Alagar and Venkatesan's algorithm performs
the depth-first-search (DFS) traversal of the lattice and
requires $O(nM)$ time and $O(nE)$ space where 
where $n$ is the number of processes, $M$ is the number of 
consistent global states and $E$ is the number of events in
the computation. In many distributed computing applications,
the breadth-first-search (BFS) traversal and the {\em lexical}
traversal of the lattice are more useful.
We propose a new algorithm
that performs the {\em lexical} traversal of the lattice
with $O(nE)$ space and $O(n^2M)$ time complexity.
Cooper and Marzullo's algorithm performs a
BFS traversal and requires exponential 
{\em space}.
We show that the time complexity of 
the BFS traversal can be reduced by exploiting the distributive 
lattice structure of the global state graph.
Further, we show that the BFS can be performed
in polynomial space by increasing the time complexity.
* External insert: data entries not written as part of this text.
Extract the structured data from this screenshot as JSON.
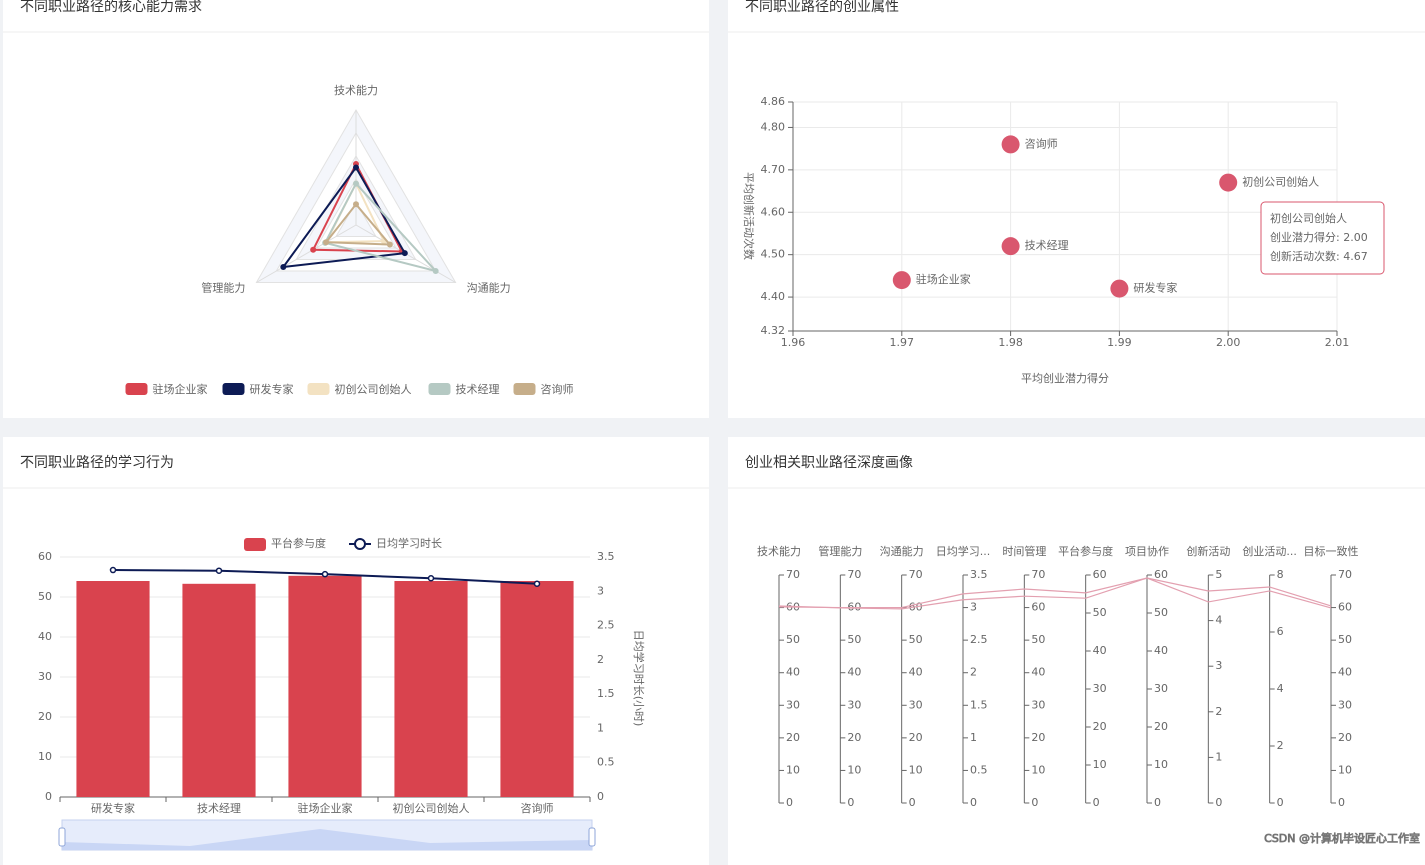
{
  "chart_data": [
    {
      "type": "radar",
      "title": "不同职业路径的核心能力需求",
      "indicators": [
        {
          "name": "技术能力",
          "max": 100
        },
        {
          "name": "沟通能力",
          "max": 100
        },
        {
          "name": "管理能力",
          "max": 100
        }
      ],
      "series": [
        {
          "name": "驻场企业家",
          "color": "#d9434e",
          "values": [
            53,
            46,
            43
          ]
        },
        {
          "name": "研发专家",
          "color": "#0d1b55",
          "values": [
            50,
            49,
            73
          ]
        },
        {
          "name": "初创公司创始人",
          "color": "#f3e2c2",
          "values": [
            36,
            28,
            30
          ]
        },
        {
          "name": "技术经理",
          "color": "#b5c9c3",
          "values": [
            36,
            80,
            31
          ]
        },
        {
          "name": "咨询师",
          "color": "#c6ae8a",
          "values": [
            18,
            34,
            30
          ]
        }
      ],
      "legend": "bottom"
    },
    {
      "type": "scatter",
      "title": "不同职业路径的创业属性",
      "x_label": "平均创业潜力得分",
      "y_label": "平均创新活动次数",
      "color": "#d9576e",
      "labels": [
        "咨询师",
        "初创公司创始人",
        "技术经理",
        "驻场企业家",
        "研发专家"
      ],
      "x": [
        1.98,
        2.0,
        1.98,
        1.97,
        1.99
      ],
      "values": [
        4.76,
        4.67,
        4.52,
        4.44,
        4.42
      ],
      "xlim": [
        1.96,
        2.01
      ],
      "xticks": [
        1.96,
        1.97,
        1.98,
        1.99,
        {
          "value": 2,
          "label": "2.00"
        },
        2.01
      ],
      "ylim": [
        4.32,
        4.86
      ],
      "yticks": [
        4.32,
        {
          "value": 4.4,
          "label": "4.40"
        },
        {
          "value": 4.5,
          "label": "4.50"
        },
        {
          "value": 4.6,
          "label": "4.60"
        },
        {
          "value": 4.7,
          "label": "4.70"
        },
        {
          "value": 4.8,
          "label": "4.80"
        },
        4.86
      ],
      "grid": true,
      "tooltip": {
        "title": "初创公司创始人",
        "lines": [
          "创业潜力得分: 2.00",
          "创新活动次数: 4.67"
        ]
      }
    },
    {
      "type": "bar",
      "title": "不同职业路径的学习行为",
      "categories": [
        "研发专家",
        "技术经理",
        "驻场企业家",
        "初创公司创始人",
        "咨询师"
      ],
      "series": [
        {
          "name": "平台参与度",
          "kind": "bar",
          "color": "#d9434e",
          "values": [
            54,
            53.3,
            55.3,
            54,
            54
          ]
        },
        {
          "name": "日均学习时长",
          "kind": "line",
          "axis": "y2",
          "color": "#0d1b55",
          "values": [
            3.31,
            3.3,
            3.25,
            3.19,
            3.11
          ]
        }
      ],
      "y2_label": "日均学习时长(小时)",
      "ylim": [
        0,
        60
      ],
      "yticks": [
        0,
        10,
        20,
        30,
        40,
        50,
        60
      ],
      "y2lim": [
        0,
        3.5
      ],
      "y2ticks": [
        0,
        0.5,
        1,
        1.5,
        2,
        2.5,
        3,
        3.5
      ],
      "legend": "top"
    },
    {
      "type": "parallel",
      "title": "创业相关职业路径深度画像",
      "color": "#e3a0b0",
      "axes": [
        {
          "name": "技术能力",
          "lim": [
            0,
            70
          ],
          "ticks": [
            0,
            10,
            20,
            30,
            40,
            50,
            60,
            70
          ]
        },
        {
          "name": "管理能力",
          "lim": [
            0,
            70
          ],
          "ticks": [
            0,
            10,
            20,
            30,
            40,
            50,
            60,
            70
          ]
        },
        {
          "name": "沟通能力",
          "lim": [
            0,
            70
          ],
          "ticks": [
            0,
            10,
            20,
            30,
            40,
            50,
            60,
            70
          ]
        },
        {
          "name": "日均学习...",
          "lim": [
            0,
            3.5
          ],
          "ticks": [
            0,
            0.5,
            1,
            1.5,
            2,
            2.5,
            3,
            3.5
          ]
        },
        {
          "name": "时间管理",
          "lim": [
            0,
            70
          ],
          "ticks": [
            0,
            10,
            20,
            30,
            40,
            50,
            60,
            70
          ]
        },
        {
          "name": "平台参与度",
          "lim": [
            0,
            60
          ],
          "ticks": [
            0,
            10,
            20,
            30,
            40,
            50,
            60
          ]
        },
        {
          "name": "项目协作",
          "lim": [
            0,
            60
          ],
          "ticks": [
            0,
            10,
            20,
            30,
            40,
            50,
            60
          ]
        },
        {
          "name": "创新活动",
          "lim": [
            0,
            5
          ],
          "ticks": [
            0,
            1,
            2,
            3,
            4,
            5
          ]
        },
        {
          "name": "创业活动...",
          "lim": [
            0,
            8
          ],
          "ticks": [
            0,
            2,
            4,
            6,
            8
          ]
        },
        {
          "name": "目标一致性",
          "lim": [
            0,
            70
          ],
          "ticks": [
            0,
            10,
            20,
            30,
            40,
            50,
            60,
            70
          ]
        }
      ],
      "lines": [
        {
          "values": [
            60.2,
            60,
            60,
            3.21,
            65.7,
            55.3,
            59.2,
            4.65,
            7.58,
            60.5
          ]
        },
        {
          "values": [
            60.5,
            59.9,
            59.6,
            3.12,
            63.5,
            53.9,
            59.2,
            4.41,
            7.44,
            59.9
          ]
        }
      ]
    }
  ],
  "watermark": "CSDN @计算机毕设匠心工作室"
}
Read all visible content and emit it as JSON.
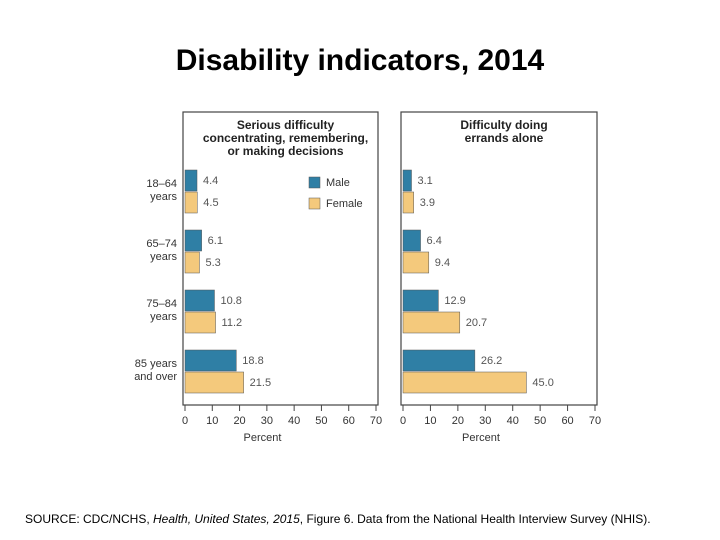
{
  "header": {
    "title": "Disability indicators, 2014"
  },
  "source": {
    "prefix": "SOURCE: CDC/NCHS, ",
    "italic": "Health, United States, 2015",
    "suffix": ", Figure 6. Data from the National Health Interview Survey (NHIS)."
  },
  "chart_data": [
    {
      "type": "bar",
      "orientation": "horizontal",
      "title_lines": [
        "Serious difficulty",
        "concentrating, remembering,",
        "or making decisions"
      ],
      "categories": [
        [
          "18–64",
          "years"
        ],
        [
          "65–74",
          "years"
        ],
        [
          "75–84",
          "years"
        ],
        [
          "85 years",
          "and over"
        ]
      ],
      "series": [
        {
          "name": "Male",
          "color": "#2f7fa5",
          "values": [
            4.4,
            6.1,
            10.8,
            18.8
          ]
        },
        {
          "name": "Female",
          "color": "#f4c97c",
          "values": [
            4.5,
            5.3,
            11.2,
            21.5
          ]
        }
      ],
      "xlabel": "Percent",
      "xlim": [
        0,
        70
      ],
      "xticks": [
        0,
        10,
        20,
        30,
        40,
        50,
        60,
        70
      ],
      "legend": "upper-right"
    },
    {
      "type": "bar",
      "orientation": "horizontal",
      "title_lines": [
        "Difficulty doing",
        "errands alone"
      ],
      "series": [
        {
          "color": "#2f7fa5",
          "values": [
            3.1,
            6.4,
            12.9,
            26.2
          ]
        },
        {
          "color": "#f4c97c",
          "values": [
            3.9,
            9.4,
            20.7,
            45
          ],
          "value_labels": [
            null,
            null,
            null,
            "45.0"
          ]
        }
      ],
      "xlabel": "Percent",
      "xlim": [
        0,
        70
      ],
      "xticks": [
        0,
        10,
        20,
        30,
        40,
        50,
        60,
        70
      ]
    }
  ]
}
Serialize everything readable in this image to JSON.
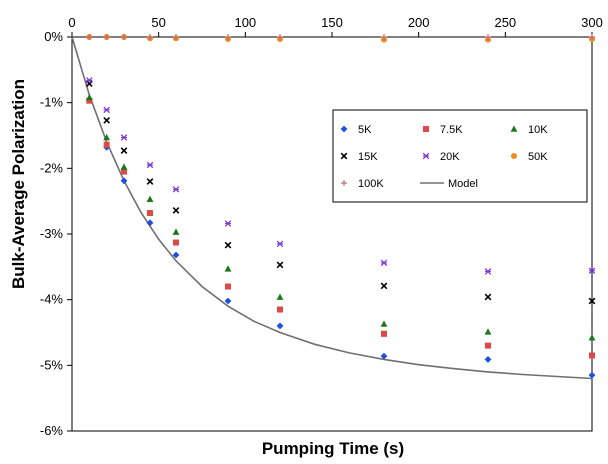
{
  "chart_data": {
    "type": "scatter",
    "title": "",
    "xlabel": "Pumping Time (s)",
    "ylabel": "Bulk-Average Polarization",
    "x_axis_position": "top",
    "xlim": [
      0,
      300
    ],
    "ylim": [
      -6,
      0
    ],
    "x_ticks": [
      "0",
      "50",
      "100",
      "150",
      "200",
      "250",
      "300"
    ],
    "y_ticks": [
      "0%",
      "-1%",
      "-2%",
      "-3%",
      "-4%",
      "-5%",
      "-6%"
    ],
    "grid": false,
    "legend_position": "center-right",
    "x": [
      10,
      20,
      30,
      45,
      60,
      90,
      120,
      180,
      240,
      300
    ],
    "series": [
      {
        "name": "5K",
        "marker": "diamond",
        "color": "#1f4fe0",
        "values": [
          -0.95,
          -1.68,
          -2.19,
          -2.83,
          -3.32,
          -4.02,
          -4.4,
          -4.86,
          -4.91,
          -5.15
        ]
      },
      {
        "name": "7.5K",
        "marker": "square",
        "color": "#e04848",
        "values": [
          -0.97,
          -1.64,
          -2.05,
          -2.68,
          -3.13,
          -3.8,
          -4.15,
          -4.52,
          -4.7,
          -4.85
        ]
      },
      {
        "name": "10K",
        "marker": "triangle",
        "color": "#1a7a1a",
        "values": [
          -0.92,
          -1.53,
          -1.98,
          -2.47,
          -2.97,
          -3.53,
          -3.96,
          -4.37,
          -4.49,
          -4.58
        ]
      },
      {
        "name": "15K",
        "marker": "x",
        "color": "#000000",
        "values": [
          -0.71,
          -1.27,
          -1.73,
          -2.2,
          -2.64,
          -3.17,
          -3.47,
          -3.79,
          -3.96,
          -4.02
        ]
      },
      {
        "name": "20K",
        "marker": "star",
        "color": "#7a3ad8",
        "values": [
          -0.66,
          -1.11,
          -1.53,
          -1.95,
          -2.32,
          -2.84,
          -3.15,
          -3.44,
          -3.57,
          -3.56
        ]
      },
      {
        "name": "50K",
        "marker": "circle",
        "color": "#f08a24",
        "values": [
          0.0,
          0.0,
          0.0,
          -0.02,
          -0.02,
          -0.03,
          -0.03,
          -0.04,
          -0.04,
          -0.03
        ]
      },
      {
        "name": "100K",
        "marker": "plus",
        "color": "#c06a6a",
        "values": [
          0.0,
          0.0,
          0.0,
          0.0,
          0.0,
          0.0,
          0.0,
          0.0,
          0.0,
          0.0
        ]
      }
    ],
    "model": {
      "name": "Model",
      "color": "#707070",
      "x": [
        0,
        10,
        20,
        30,
        40,
        50,
        60,
        75,
        90,
        105,
        120,
        140,
        160,
        180,
        200,
        220,
        240,
        260,
        280,
        300
      ],
      "y": [
        0,
        -0.88,
        -1.6,
        -2.19,
        -2.68,
        -3.08,
        -3.41,
        -3.8,
        -4.1,
        -4.33,
        -4.5,
        -4.68,
        -4.81,
        -4.91,
        -4.99,
        -5.05,
        -5.1,
        -5.14,
        -5.17,
        -5.2
      ]
    }
  }
}
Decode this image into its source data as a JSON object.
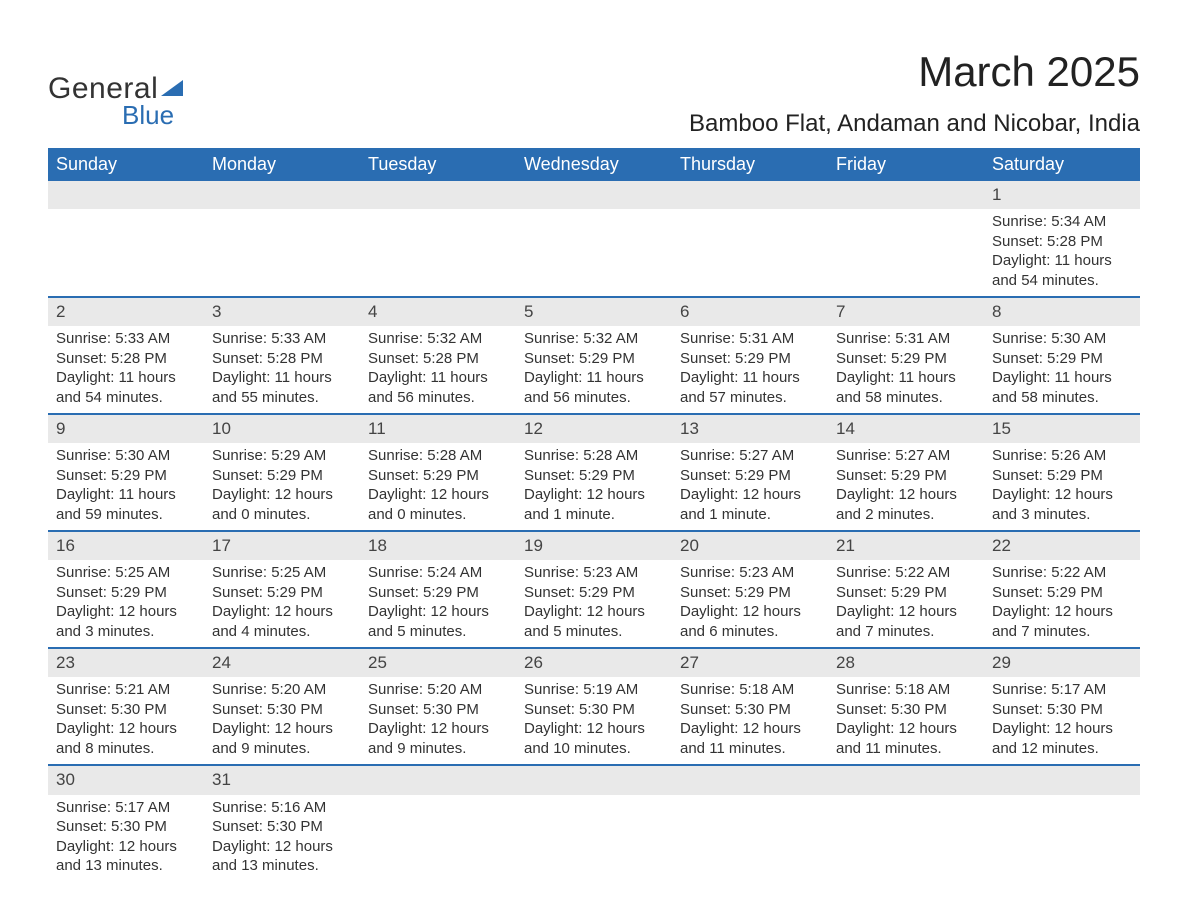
{
  "brand": {
    "word1": "General",
    "word2": "Blue",
    "accent_color": "#2a6db2"
  },
  "header": {
    "title": "March 2025",
    "location": "Bamboo Flat, Andaman and Nicobar, India"
  },
  "colors": {
    "header_bg": "#2a6db2",
    "header_text": "#ffffff",
    "daynum_bg": "#e9e9e9",
    "row_divider": "#2a6db2",
    "body_text": "#333333",
    "page_bg": "#ffffff"
  },
  "fonts": {
    "title_size_pt": 32,
    "location_size_pt": 18,
    "th_size_pt": 14,
    "cell_size_pt": 11
  },
  "calendar": {
    "columns": [
      "Sunday",
      "Monday",
      "Tuesday",
      "Wednesday",
      "Thursday",
      "Friday",
      "Saturday"
    ],
    "weeks": [
      [
        null,
        null,
        null,
        null,
        null,
        null,
        {
          "n": "1",
          "sunrise": "Sunrise: 5:34 AM",
          "sunset": "Sunset: 5:28 PM",
          "day1": "Daylight: 11 hours",
          "day2": "and 54 minutes."
        }
      ],
      [
        {
          "n": "2",
          "sunrise": "Sunrise: 5:33 AM",
          "sunset": "Sunset: 5:28 PM",
          "day1": "Daylight: 11 hours",
          "day2": "and 54 minutes."
        },
        {
          "n": "3",
          "sunrise": "Sunrise: 5:33 AM",
          "sunset": "Sunset: 5:28 PM",
          "day1": "Daylight: 11 hours",
          "day2": "and 55 minutes."
        },
        {
          "n": "4",
          "sunrise": "Sunrise: 5:32 AM",
          "sunset": "Sunset: 5:28 PM",
          "day1": "Daylight: 11 hours",
          "day2": "and 56 minutes."
        },
        {
          "n": "5",
          "sunrise": "Sunrise: 5:32 AM",
          "sunset": "Sunset: 5:29 PM",
          "day1": "Daylight: 11 hours",
          "day2": "and 56 minutes."
        },
        {
          "n": "6",
          "sunrise": "Sunrise: 5:31 AM",
          "sunset": "Sunset: 5:29 PM",
          "day1": "Daylight: 11 hours",
          "day2": "and 57 minutes."
        },
        {
          "n": "7",
          "sunrise": "Sunrise: 5:31 AM",
          "sunset": "Sunset: 5:29 PM",
          "day1": "Daylight: 11 hours",
          "day2": "and 58 minutes."
        },
        {
          "n": "8",
          "sunrise": "Sunrise: 5:30 AM",
          "sunset": "Sunset: 5:29 PM",
          "day1": "Daylight: 11 hours",
          "day2": "and 58 minutes."
        }
      ],
      [
        {
          "n": "9",
          "sunrise": "Sunrise: 5:30 AM",
          "sunset": "Sunset: 5:29 PM",
          "day1": "Daylight: 11 hours",
          "day2": "and 59 minutes."
        },
        {
          "n": "10",
          "sunrise": "Sunrise: 5:29 AM",
          "sunset": "Sunset: 5:29 PM",
          "day1": "Daylight: 12 hours",
          "day2": "and 0 minutes."
        },
        {
          "n": "11",
          "sunrise": "Sunrise: 5:28 AM",
          "sunset": "Sunset: 5:29 PM",
          "day1": "Daylight: 12 hours",
          "day2": "and 0 minutes."
        },
        {
          "n": "12",
          "sunrise": "Sunrise: 5:28 AM",
          "sunset": "Sunset: 5:29 PM",
          "day1": "Daylight: 12 hours",
          "day2": "and 1 minute."
        },
        {
          "n": "13",
          "sunrise": "Sunrise: 5:27 AM",
          "sunset": "Sunset: 5:29 PM",
          "day1": "Daylight: 12 hours",
          "day2": "and 1 minute."
        },
        {
          "n": "14",
          "sunrise": "Sunrise: 5:27 AM",
          "sunset": "Sunset: 5:29 PM",
          "day1": "Daylight: 12 hours",
          "day2": "and 2 minutes."
        },
        {
          "n": "15",
          "sunrise": "Sunrise: 5:26 AM",
          "sunset": "Sunset: 5:29 PM",
          "day1": "Daylight: 12 hours",
          "day2": "and 3 minutes."
        }
      ],
      [
        {
          "n": "16",
          "sunrise": "Sunrise: 5:25 AM",
          "sunset": "Sunset: 5:29 PM",
          "day1": "Daylight: 12 hours",
          "day2": "and 3 minutes."
        },
        {
          "n": "17",
          "sunrise": "Sunrise: 5:25 AM",
          "sunset": "Sunset: 5:29 PM",
          "day1": "Daylight: 12 hours",
          "day2": "and 4 minutes."
        },
        {
          "n": "18",
          "sunrise": "Sunrise: 5:24 AM",
          "sunset": "Sunset: 5:29 PM",
          "day1": "Daylight: 12 hours",
          "day2": "and 5 minutes."
        },
        {
          "n": "19",
          "sunrise": "Sunrise: 5:23 AM",
          "sunset": "Sunset: 5:29 PM",
          "day1": "Daylight: 12 hours",
          "day2": "and 5 minutes."
        },
        {
          "n": "20",
          "sunrise": "Sunrise: 5:23 AM",
          "sunset": "Sunset: 5:29 PM",
          "day1": "Daylight: 12 hours",
          "day2": "and 6 minutes."
        },
        {
          "n": "21",
          "sunrise": "Sunrise: 5:22 AM",
          "sunset": "Sunset: 5:29 PM",
          "day1": "Daylight: 12 hours",
          "day2": "and 7 minutes."
        },
        {
          "n": "22",
          "sunrise": "Sunrise: 5:22 AM",
          "sunset": "Sunset: 5:29 PM",
          "day1": "Daylight: 12 hours",
          "day2": "and 7 minutes."
        }
      ],
      [
        {
          "n": "23",
          "sunrise": "Sunrise: 5:21 AM",
          "sunset": "Sunset: 5:30 PM",
          "day1": "Daylight: 12 hours",
          "day2": "and 8 minutes."
        },
        {
          "n": "24",
          "sunrise": "Sunrise: 5:20 AM",
          "sunset": "Sunset: 5:30 PM",
          "day1": "Daylight: 12 hours",
          "day2": "and 9 minutes."
        },
        {
          "n": "25",
          "sunrise": "Sunrise: 5:20 AM",
          "sunset": "Sunset: 5:30 PM",
          "day1": "Daylight: 12 hours",
          "day2": "and 9 minutes."
        },
        {
          "n": "26",
          "sunrise": "Sunrise: 5:19 AM",
          "sunset": "Sunset: 5:30 PM",
          "day1": "Daylight: 12 hours",
          "day2": "and 10 minutes."
        },
        {
          "n": "27",
          "sunrise": "Sunrise: 5:18 AM",
          "sunset": "Sunset: 5:30 PM",
          "day1": "Daylight: 12 hours",
          "day2": "and 11 minutes."
        },
        {
          "n": "28",
          "sunrise": "Sunrise: 5:18 AM",
          "sunset": "Sunset: 5:30 PM",
          "day1": "Daylight: 12 hours",
          "day2": "and 11 minutes."
        },
        {
          "n": "29",
          "sunrise": "Sunrise: 5:17 AM",
          "sunset": "Sunset: 5:30 PM",
          "day1": "Daylight: 12 hours",
          "day2": "and 12 minutes."
        }
      ],
      [
        {
          "n": "30",
          "sunrise": "Sunrise: 5:17 AM",
          "sunset": "Sunset: 5:30 PM",
          "day1": "Daylight: 12 hours",
          "day2": "and 13 minutes."
        },
        {
          "n": "31",
          "sunrise": "Sunrise: 5:16 AM",
          "sunset": "Sunset: 5:30 PM",
          "day1": "Daylight: 12 hours",
          "day2": "and 13 minutes."
        },
        null,
        null,
        null,
        null,
        null
      ]
    ]
  }
}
Enumeration of the CGS lattice in the {\em lexical} and the BFS
order has applications in combinatorial enumeration besides distributed
computing.
We show that the algorithms discussed in the paper can be used to
efficiently enumerate all subsets of $[n]$ (the set $\{1..n\}$), all subsets 
of $[n]$ of size $k$,
all permutations, 
all integer partitions less than a given partition, all
integer partitions of a given number, all $n$-tuples of a 
product space, and many other families of combinatorial objects.

Finally, we discuss detection of global predicate under {\em definitely}
modality. Cooper and Marzullo's algorithm for this problem
requires space exponential in size of the computation. We give a simple 
algorithm that requires only polynomial space.